Нельзя отказывать, если просят. Так учила мама. Мама, которая всегда называла её Светиком. Никто, кроме мамы, не называл так Светлану Алексеевну.
А было Светлане Алексеевне всего тридцать два. И могла бы называться она вовсе не Алексеевной, а просто Светой. Но так получилось, что в отделе, куда она пришла работать после техникума, её сразу стали называть по имени-отчеству – то ли в шутку, то ли, правда, с уважением. Она и привыкла: Светлана Алексеевна да Светлана Алексеевна. И представлялась всем всегда именно так. Может, от её полного имени и шарахались мужчины? Кто ж их знает. А Светик-Светлана Алексеевна тем более знать этого не могла. Потому что в её тридцатидвухлетней жизни мужчин не случилось. И были они для неё далеки и непонятны, как динозавры на картинках.
Динозавры на картинках не вызывали у Светланы Алексеевны ни малейшего интереса: динозавры и динозавры! Так же обстояло дело и с мужчинами. Хотя… Было, конечно, когда-то: ждала. А потом поняла: не судьба. Обделённой от этого она себя вовсе не считала. И слёз по этому поводу не лила.
Посерьёзнее было, из-за чего слёзы лились рекою. Мама много лет была парализована. А два года назад её не стало.
Мамы не стало – а её Светик всё равно не считала себя несчастной. И жить ей всё равно было интересно. Вон сколько всего вокруг! Хотя, конечно, после того, как не о ком стало заботиться, затосковала она. Сильно затосковала. И книжки, читаные-перечитаные, которых у них с мамой было множество (как мама хотела, чтобы дочь стала учительницей литературы …) не спасали. Чуть ли не целый год каждую ночь слышался ей мамин слабый голос: «Светик, попить». Она, тревожно ждущая этого, вмиг вскакивала и в надежде подбегала к маминому дивану – холодному и пустому. И падала на него. И рыдала. И причитала в голос причитаниями деревенскими, которых никогда нигде не слышала. Но прошёл год. Боль утихла. И Светлана Алексеевна не причитала больше, а спокойно рассказывала маминому портрету про всё-про всё. Про то, что зарплату пока задерживают, но зато обещают прибавить. Про то, что цены растут, конечно, но картошка со всякими солениями есть и продержаться зиму вполне можно.
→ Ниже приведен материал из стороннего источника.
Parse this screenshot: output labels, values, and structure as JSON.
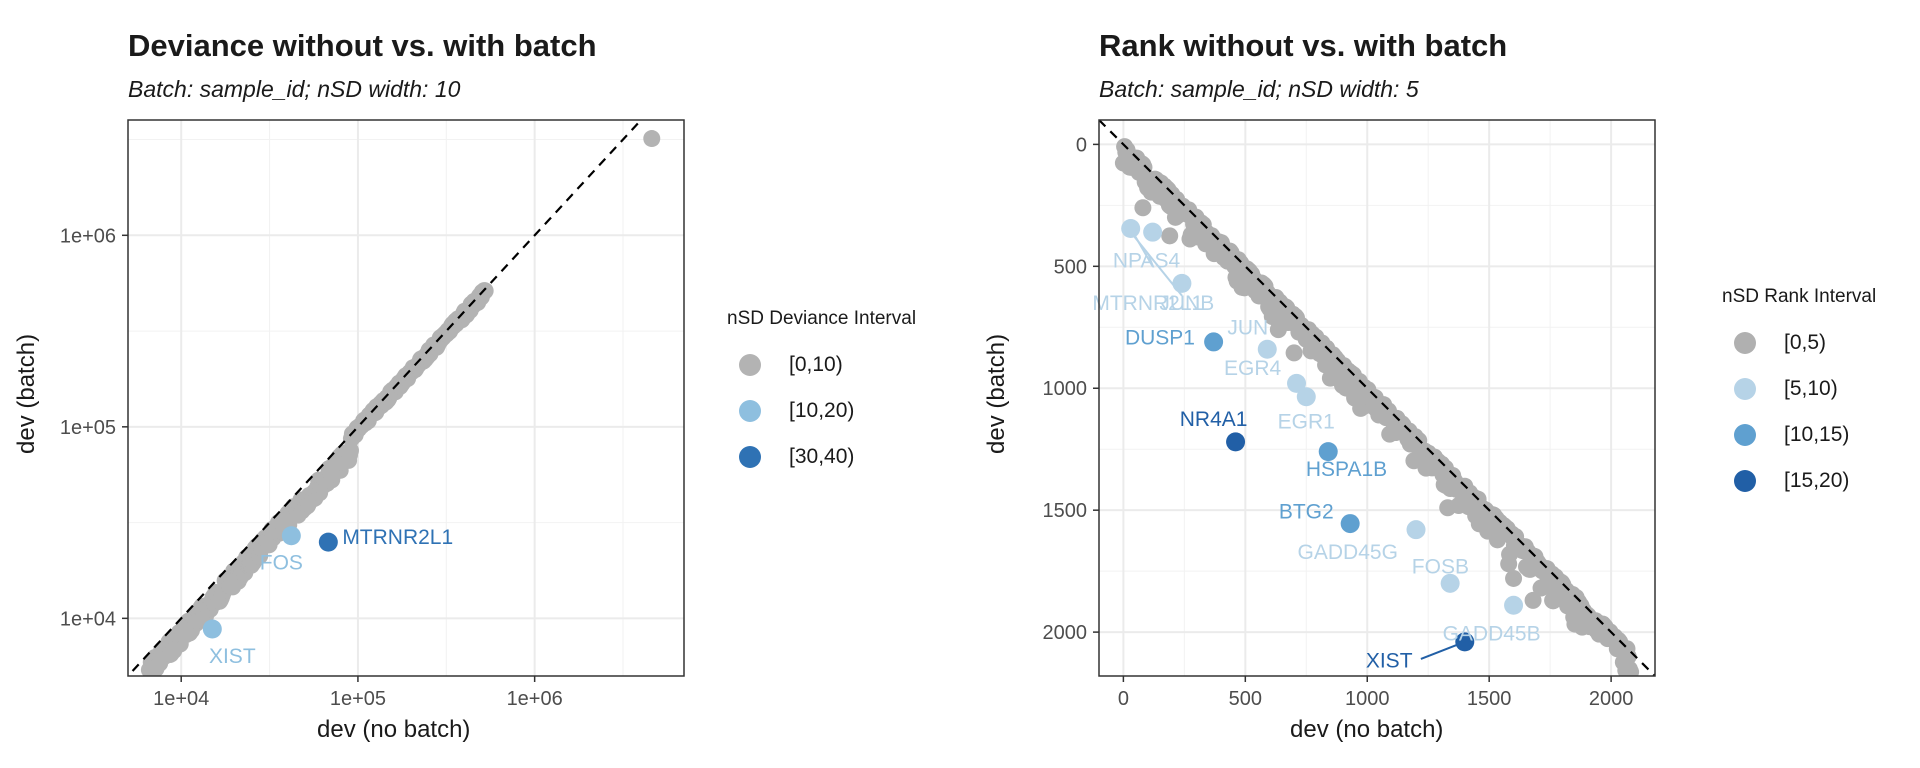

Про то, что начальник сказал: «У нас в отделе одной Светлане Алексеевне можно доверить такую работу». Мама грустно улыбалась с портрета.
Мама грустно улыбалась с портрета, а Светик, рассказывая, успевала много чего переделать: и приготовить, и убрать, и пошить немного. Всё ей давалось легко, всё получалось быстро. А дел, хоть и одна, всегда хватало.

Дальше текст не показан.